Durante mais de trezentos anos no Brasil também era assim. Os escravizados daqui também só podiam contar com a própria disposição em luta no objetivo de se libertar de seus algozes. Ao contrário do que minha geração aprendeu na escola nossos ancestrais escravizados não foram passivos. Durante os quase quatrocentos anos de escravismo no Brasil, esses africanos e africanas se rebelavam das mais variadas formas possíveis. Porém, essa tensão não teve a mesma intensidade durante todo o período escravista.
O Século XIX começou com o mundo tendo que reconhecer a independência do Haiti, a primeira república preta do planeta.
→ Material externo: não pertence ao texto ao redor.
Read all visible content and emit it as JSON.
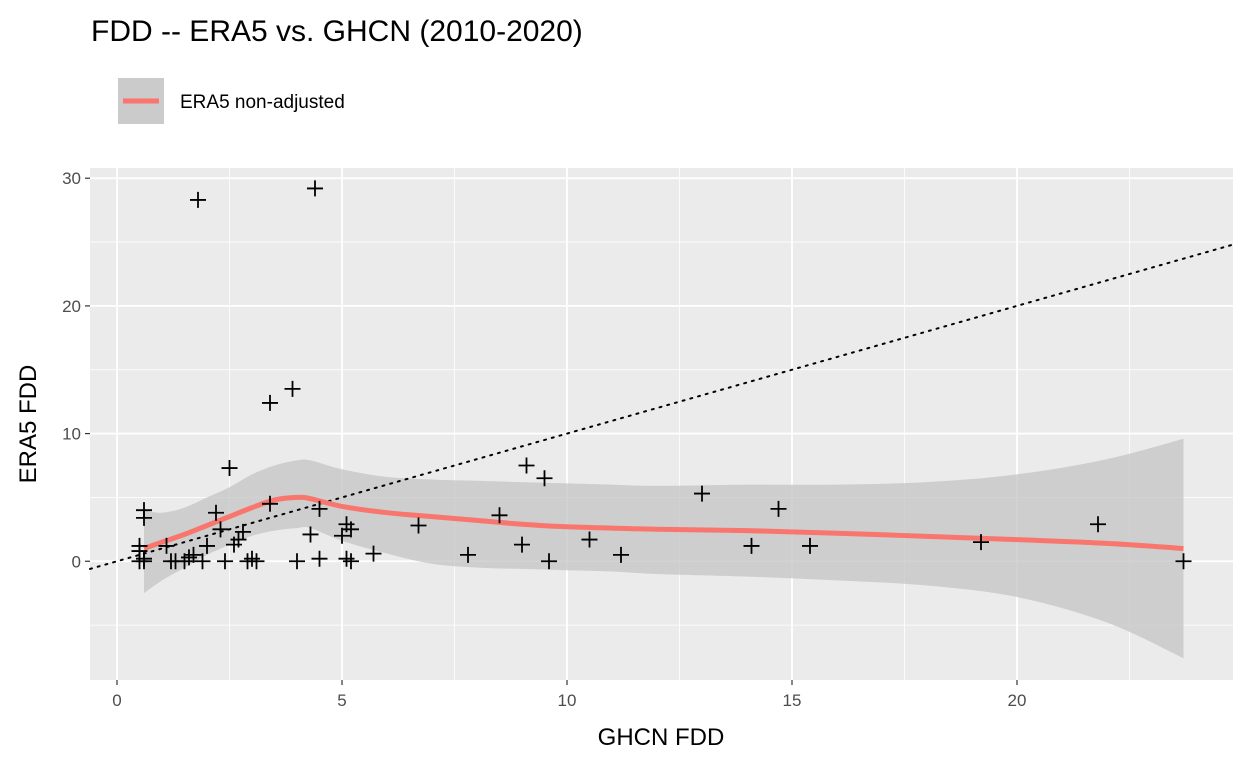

Nem o poderoso exército napoleônico, que enxotou D. João VI de Portugal pra o Brasil, conseguiu sufocar a revolta dos negros e negras daquela ilha. Que efeito o episódio da revolução haitiana teve nas colônias européias espalhadas pelas Américas? O que se passava pelas cabeças dos brancos num país como o Brasil, que foi o país que mais importou africanos e africanas para a escravidão? Com a maior população preta fora do continente africano (em 1844 o Rio de janeiro era a cidade mais africana das Américas) o Brasil se tornou um terreno hostil à sua classe dominante, que via com todo temor a possibilidade de se repetir aqui o que ocorreu na antiga colônia francesa do Caribe.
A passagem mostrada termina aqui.